A recent article suggests that open science may be irreconcilable with anonymous data, requiring a reconsideration of how we protect privacy in educational data.
The short version: many people have called for making science more open and transparent by sharing data and posting data openly. This allows researchers to check each other's work and to aggregate smaller datasets into larger ones. One saying that I'm fond of is: "the best use of your dataset is something that someone else will come up with." The problem is that increasingly, all of this data is about us. In education, it's about our demographics, our learning behavior, and our performance. Across the social sciences, it's about our health, our beliefs, and our social connections. Sharing and merging data adds to the risk of disclosing those data.
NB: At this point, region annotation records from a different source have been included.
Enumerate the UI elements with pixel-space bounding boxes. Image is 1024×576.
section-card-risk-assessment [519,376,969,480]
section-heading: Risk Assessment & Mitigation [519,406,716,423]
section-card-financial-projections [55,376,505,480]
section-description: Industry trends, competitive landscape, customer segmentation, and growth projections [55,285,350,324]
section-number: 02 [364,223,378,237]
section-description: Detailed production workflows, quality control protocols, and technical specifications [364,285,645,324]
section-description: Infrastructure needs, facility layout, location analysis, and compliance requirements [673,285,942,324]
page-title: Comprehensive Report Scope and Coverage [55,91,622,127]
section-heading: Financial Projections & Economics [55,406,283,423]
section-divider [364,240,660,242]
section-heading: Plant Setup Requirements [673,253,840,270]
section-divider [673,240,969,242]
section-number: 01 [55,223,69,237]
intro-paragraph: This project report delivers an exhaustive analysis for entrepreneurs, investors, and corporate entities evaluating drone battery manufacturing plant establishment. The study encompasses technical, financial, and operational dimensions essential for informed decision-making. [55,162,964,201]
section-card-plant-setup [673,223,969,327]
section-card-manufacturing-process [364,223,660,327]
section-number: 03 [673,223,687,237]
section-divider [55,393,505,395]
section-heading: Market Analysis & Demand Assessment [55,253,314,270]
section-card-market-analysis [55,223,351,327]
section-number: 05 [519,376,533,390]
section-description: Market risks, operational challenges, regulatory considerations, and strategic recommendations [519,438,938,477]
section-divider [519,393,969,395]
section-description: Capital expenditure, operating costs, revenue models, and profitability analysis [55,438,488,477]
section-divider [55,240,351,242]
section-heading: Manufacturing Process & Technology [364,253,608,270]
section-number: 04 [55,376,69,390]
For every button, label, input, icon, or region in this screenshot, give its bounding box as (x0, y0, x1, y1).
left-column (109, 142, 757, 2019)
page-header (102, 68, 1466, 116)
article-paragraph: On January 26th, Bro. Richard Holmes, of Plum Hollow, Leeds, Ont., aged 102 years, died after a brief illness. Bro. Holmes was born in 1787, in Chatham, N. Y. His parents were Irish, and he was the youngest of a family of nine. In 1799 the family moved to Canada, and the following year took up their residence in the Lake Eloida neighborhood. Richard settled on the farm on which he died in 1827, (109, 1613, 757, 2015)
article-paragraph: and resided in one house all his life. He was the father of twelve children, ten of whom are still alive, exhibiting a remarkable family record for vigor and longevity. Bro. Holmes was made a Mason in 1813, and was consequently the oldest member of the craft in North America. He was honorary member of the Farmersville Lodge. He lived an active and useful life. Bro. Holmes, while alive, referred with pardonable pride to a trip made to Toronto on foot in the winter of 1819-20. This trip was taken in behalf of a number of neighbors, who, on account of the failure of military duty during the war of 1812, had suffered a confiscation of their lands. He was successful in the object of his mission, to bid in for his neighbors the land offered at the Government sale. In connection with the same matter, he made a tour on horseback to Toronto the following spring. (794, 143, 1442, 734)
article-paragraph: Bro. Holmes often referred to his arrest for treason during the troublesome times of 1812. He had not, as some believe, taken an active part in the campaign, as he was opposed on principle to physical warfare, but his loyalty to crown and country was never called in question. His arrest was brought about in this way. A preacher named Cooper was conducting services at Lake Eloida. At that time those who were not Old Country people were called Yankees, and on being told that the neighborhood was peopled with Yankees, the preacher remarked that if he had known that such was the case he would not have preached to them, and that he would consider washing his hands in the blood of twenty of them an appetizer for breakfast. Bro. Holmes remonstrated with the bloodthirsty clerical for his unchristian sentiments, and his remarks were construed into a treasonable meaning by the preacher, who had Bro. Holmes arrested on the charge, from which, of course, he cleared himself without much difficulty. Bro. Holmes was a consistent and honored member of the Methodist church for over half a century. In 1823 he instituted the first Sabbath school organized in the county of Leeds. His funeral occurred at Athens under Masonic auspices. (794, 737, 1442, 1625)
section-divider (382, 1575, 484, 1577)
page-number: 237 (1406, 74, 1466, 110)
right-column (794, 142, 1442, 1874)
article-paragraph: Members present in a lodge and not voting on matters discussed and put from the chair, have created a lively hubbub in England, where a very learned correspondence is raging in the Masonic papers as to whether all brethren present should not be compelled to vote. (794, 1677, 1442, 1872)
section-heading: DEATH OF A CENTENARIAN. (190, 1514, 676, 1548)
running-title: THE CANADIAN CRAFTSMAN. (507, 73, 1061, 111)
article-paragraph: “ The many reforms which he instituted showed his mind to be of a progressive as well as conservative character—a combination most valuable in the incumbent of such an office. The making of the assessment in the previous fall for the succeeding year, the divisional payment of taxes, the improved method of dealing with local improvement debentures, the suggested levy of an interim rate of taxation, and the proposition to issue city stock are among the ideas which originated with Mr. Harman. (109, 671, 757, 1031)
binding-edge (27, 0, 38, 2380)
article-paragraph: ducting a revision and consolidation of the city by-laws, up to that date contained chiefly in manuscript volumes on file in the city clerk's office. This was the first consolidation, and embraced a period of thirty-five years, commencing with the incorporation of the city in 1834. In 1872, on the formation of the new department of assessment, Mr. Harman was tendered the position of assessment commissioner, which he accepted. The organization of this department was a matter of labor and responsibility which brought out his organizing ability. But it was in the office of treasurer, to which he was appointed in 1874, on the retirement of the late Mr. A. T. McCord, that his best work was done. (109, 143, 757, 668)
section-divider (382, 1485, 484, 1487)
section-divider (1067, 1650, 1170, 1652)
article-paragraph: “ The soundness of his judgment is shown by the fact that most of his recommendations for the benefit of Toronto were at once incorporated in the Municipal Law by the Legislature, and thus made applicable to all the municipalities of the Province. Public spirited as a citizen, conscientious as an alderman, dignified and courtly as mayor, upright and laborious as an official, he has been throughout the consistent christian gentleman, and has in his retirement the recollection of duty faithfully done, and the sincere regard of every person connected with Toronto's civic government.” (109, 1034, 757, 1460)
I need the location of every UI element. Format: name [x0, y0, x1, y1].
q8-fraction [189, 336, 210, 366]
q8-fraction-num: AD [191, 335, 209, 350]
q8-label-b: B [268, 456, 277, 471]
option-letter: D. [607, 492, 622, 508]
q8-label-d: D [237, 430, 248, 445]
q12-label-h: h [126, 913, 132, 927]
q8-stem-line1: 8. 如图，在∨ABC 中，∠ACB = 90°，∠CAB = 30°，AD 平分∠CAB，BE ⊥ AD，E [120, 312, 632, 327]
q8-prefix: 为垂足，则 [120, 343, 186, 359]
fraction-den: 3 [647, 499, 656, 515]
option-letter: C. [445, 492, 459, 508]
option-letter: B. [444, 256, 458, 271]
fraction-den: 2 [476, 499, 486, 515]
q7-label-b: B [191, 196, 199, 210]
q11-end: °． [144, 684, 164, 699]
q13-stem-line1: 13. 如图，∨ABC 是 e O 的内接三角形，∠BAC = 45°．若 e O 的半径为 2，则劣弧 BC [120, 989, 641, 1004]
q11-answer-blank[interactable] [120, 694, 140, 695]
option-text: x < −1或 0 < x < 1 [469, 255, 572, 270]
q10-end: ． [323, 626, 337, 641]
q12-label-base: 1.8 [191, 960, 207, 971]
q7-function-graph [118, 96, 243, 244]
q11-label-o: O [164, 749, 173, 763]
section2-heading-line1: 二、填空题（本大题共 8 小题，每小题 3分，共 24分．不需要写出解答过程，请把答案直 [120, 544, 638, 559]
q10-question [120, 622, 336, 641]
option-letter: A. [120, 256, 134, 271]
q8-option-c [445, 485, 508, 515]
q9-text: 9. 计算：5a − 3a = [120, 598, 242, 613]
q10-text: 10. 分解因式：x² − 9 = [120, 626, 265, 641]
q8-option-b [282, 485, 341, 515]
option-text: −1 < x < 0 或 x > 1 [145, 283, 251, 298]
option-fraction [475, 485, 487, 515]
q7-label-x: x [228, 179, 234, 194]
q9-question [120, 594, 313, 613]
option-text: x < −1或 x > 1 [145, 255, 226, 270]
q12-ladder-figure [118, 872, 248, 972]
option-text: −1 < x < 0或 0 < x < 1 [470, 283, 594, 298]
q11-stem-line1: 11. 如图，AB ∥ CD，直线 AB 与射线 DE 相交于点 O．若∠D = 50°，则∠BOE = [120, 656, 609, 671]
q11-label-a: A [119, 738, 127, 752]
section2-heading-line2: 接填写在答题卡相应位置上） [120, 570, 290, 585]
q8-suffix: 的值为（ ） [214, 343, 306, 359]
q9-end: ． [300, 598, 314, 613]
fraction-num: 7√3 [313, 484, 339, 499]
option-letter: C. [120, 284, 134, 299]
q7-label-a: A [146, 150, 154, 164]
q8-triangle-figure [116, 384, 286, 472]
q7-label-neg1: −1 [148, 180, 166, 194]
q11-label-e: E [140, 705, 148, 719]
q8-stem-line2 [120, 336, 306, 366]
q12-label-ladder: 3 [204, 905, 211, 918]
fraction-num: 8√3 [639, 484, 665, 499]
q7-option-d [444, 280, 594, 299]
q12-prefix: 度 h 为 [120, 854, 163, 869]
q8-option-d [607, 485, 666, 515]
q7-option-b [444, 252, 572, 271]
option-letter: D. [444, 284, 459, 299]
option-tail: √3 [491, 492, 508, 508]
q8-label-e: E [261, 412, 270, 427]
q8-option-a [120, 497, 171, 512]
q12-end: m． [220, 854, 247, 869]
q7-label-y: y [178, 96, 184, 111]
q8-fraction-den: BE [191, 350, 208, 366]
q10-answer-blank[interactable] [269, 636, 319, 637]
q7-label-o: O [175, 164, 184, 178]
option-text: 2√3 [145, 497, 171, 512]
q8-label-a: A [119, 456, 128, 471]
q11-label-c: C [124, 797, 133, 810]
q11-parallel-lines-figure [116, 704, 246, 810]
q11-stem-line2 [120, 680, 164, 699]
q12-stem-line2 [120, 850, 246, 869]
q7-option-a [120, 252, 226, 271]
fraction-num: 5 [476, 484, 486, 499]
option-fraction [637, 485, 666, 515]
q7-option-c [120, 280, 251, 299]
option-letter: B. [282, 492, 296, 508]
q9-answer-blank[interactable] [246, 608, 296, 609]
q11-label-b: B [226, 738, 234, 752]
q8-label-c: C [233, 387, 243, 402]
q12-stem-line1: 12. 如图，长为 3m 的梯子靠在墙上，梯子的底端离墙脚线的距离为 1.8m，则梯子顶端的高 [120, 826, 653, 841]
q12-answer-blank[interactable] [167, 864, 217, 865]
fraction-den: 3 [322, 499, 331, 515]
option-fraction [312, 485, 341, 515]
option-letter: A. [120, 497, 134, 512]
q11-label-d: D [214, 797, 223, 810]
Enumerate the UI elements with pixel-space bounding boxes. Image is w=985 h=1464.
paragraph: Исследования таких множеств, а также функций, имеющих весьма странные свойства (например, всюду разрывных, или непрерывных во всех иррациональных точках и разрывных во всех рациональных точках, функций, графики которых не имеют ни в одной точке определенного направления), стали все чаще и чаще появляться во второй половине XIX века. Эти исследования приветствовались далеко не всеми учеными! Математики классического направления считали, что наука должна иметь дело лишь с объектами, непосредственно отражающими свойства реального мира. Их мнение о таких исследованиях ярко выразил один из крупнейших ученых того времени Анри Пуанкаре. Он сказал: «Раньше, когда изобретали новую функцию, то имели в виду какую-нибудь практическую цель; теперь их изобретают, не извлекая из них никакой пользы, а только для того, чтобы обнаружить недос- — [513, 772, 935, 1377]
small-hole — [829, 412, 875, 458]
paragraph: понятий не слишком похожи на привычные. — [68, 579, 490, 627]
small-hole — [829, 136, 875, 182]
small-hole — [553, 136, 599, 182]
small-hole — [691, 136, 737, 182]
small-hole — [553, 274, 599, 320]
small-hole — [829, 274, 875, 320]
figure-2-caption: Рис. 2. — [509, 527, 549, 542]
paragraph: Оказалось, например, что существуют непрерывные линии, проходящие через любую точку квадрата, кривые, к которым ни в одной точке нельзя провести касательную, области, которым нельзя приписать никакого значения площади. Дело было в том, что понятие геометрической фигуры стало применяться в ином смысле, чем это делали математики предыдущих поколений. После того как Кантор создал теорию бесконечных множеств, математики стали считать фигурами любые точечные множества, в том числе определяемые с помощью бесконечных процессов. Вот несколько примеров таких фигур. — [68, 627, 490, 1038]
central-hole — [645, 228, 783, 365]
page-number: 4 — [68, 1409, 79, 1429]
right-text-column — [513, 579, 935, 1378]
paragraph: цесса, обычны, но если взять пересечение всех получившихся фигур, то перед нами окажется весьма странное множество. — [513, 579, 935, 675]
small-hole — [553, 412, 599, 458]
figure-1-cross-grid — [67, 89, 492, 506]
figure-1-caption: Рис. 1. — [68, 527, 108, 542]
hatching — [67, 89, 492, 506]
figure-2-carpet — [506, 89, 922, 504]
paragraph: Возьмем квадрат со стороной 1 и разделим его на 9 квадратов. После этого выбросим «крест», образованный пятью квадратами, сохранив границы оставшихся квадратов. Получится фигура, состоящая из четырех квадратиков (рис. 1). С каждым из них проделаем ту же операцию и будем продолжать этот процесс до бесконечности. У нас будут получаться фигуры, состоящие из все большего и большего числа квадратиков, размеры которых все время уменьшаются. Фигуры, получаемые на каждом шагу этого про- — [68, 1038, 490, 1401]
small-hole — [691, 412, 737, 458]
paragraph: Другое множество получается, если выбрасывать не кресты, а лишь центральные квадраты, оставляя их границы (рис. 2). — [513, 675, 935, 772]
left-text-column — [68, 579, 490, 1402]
The article shares a case study of our efforts to strike a balance between anonymity and open science by de-identifying a dataset of learner data from HarvardX and releasing it to the public. In order to de-identify the data to a standard that we thought was reasonably resistant to reidentification efforts, we had to delete some records and blur some variables. If a learner's combination of identifying variables was too unique, we either deleted the record or scrubbed the data to make it look less unique. The result was suitable for release (in our view), but as we looked more closely at the released dataset, it wasn't suitable for science. We scrubbed the data to the point where it was problematically dissimilar from the original dataset. If you do research using our data, you can't be sure if your findings are legitimate or an artifact of de-identification.